Event Streaming with Kafka

from kafka import KafkaProducer, KafkaConsumer
import json

# Producer
producer = KafkaProducer(
    bootstrap_servers=['localhost:9092'],
    value_serializer=lambda x: json.dumps(x).encode('utf-8')
)

def publish_user_event(event_type, user_data):
    producer.send('user-events', {
        'event_type': event_type,
        'data': user_data,
        'timestamp': datetime.utcnow().isoformat()
    })

# Consumer
consumer = KafkaConsumer(
    'user-events',
    bootstrap_servers=['localhost:9092'],
    value_deserializer=lambda m: json.loads(m.decode('utf-8'))
)

for message in consumer:
    event = message.value
    handle_user_event(event['event_type'], event['data'])
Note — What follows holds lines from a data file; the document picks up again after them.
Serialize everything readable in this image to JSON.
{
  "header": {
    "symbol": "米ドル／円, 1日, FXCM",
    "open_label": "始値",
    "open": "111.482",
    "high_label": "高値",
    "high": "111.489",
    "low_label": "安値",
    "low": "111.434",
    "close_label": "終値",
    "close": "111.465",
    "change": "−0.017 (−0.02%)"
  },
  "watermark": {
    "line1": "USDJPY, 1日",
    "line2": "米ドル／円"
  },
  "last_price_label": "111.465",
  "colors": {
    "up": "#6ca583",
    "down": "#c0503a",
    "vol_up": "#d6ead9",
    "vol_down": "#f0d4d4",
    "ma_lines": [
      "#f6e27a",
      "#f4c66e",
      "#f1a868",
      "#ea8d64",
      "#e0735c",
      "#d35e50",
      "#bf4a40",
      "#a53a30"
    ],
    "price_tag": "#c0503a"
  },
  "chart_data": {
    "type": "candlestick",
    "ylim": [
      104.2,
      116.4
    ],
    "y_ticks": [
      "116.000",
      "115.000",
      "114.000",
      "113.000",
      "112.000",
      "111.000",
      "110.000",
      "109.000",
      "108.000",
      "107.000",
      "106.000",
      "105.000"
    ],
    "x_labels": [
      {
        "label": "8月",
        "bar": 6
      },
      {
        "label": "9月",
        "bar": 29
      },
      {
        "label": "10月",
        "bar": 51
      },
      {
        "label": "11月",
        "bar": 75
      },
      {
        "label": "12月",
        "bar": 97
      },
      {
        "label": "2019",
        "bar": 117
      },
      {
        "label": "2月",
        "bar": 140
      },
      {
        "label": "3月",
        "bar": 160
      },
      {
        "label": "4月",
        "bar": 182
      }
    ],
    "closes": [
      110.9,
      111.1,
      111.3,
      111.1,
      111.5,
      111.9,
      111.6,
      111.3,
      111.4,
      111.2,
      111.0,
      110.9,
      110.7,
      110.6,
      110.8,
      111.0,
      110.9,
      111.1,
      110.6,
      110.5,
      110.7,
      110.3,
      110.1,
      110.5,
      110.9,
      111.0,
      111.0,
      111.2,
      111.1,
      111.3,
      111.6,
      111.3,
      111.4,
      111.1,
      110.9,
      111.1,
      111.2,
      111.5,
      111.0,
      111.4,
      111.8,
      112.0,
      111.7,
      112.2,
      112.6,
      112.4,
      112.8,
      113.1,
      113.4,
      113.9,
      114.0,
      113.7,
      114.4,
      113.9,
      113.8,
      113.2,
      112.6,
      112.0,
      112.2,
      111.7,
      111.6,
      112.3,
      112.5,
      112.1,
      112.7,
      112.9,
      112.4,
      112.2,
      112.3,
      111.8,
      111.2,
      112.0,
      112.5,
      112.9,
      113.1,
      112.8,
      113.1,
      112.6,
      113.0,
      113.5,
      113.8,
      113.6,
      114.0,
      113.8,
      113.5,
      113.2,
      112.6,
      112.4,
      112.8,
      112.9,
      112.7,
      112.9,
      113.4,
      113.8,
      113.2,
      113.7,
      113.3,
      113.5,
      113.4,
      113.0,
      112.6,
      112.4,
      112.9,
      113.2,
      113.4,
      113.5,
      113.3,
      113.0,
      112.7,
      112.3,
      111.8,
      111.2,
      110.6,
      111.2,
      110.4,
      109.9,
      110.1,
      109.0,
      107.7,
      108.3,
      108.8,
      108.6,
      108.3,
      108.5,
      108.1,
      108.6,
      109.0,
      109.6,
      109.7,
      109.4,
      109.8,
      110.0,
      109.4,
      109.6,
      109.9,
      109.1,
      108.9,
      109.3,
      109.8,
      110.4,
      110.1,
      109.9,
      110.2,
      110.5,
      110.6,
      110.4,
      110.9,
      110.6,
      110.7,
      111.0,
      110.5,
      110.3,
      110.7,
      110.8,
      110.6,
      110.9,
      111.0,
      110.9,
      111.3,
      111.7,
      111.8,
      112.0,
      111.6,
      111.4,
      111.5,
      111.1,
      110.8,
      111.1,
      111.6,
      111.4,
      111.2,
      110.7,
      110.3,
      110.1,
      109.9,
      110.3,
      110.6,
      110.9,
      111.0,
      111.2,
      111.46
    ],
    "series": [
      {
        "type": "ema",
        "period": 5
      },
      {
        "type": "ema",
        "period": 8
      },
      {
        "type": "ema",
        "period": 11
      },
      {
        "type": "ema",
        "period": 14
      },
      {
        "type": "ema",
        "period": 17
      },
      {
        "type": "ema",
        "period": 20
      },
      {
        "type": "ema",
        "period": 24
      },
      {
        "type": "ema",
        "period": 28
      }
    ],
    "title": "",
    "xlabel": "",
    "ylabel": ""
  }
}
Monitoring and Observability

Health Check Endpoints

@app.route('/health')
def health_check():
    checks = {
        'database': check_database_connection(),
        'redis': check_redis_connection(),
        'external_api': check_external_api()
    }
    
    all_healthy = all(checks.values())
    status_code = 200 if all_healthy else 503
    
    return jsonify({
        'status': 'healthy' if all_healthy else 'unhealthy',
        'checks': checks,
        'timestamp': datetime.utcnow().isoformat()
    }), status_code

Metrics Collection

from prometheus_client import Counter, Histogram, generate_latest

REQUEST_COUNT = Counter('requests_total', 'Total requests', ['method', 'endpoint'])
REQUEST_DURATION = Histogram('request_duration_seconds', 'Request duration')

@app.before_request
def before_request():
    request.start_time = time.time()

@app.after_request
def after_request(response):
    REQUEST_COUNT.labels(
        method=request.method,
        endpoint=request.endpoint
    ).inc()
    
    REQUEST_DURATION.observe(time.time() - request.start_time)
    return response

Security Considerations

Rate Limiting

from flask_limiter import Limiter
from flask_limiter.util import get_remote_address

limiter = Limiter(
    app,
    key_func=get_remote_address,
    default_limits=["1000 per hour"]
)

@app.route('/api/users')
@limiter.limit("100 per minute")
def get_users():
    return jsonify(fetch_users())

System design is about making informed trade-offs. Understanding these fundamentals helps you build systems that not only work today but can evolve and scale as your requirements grow.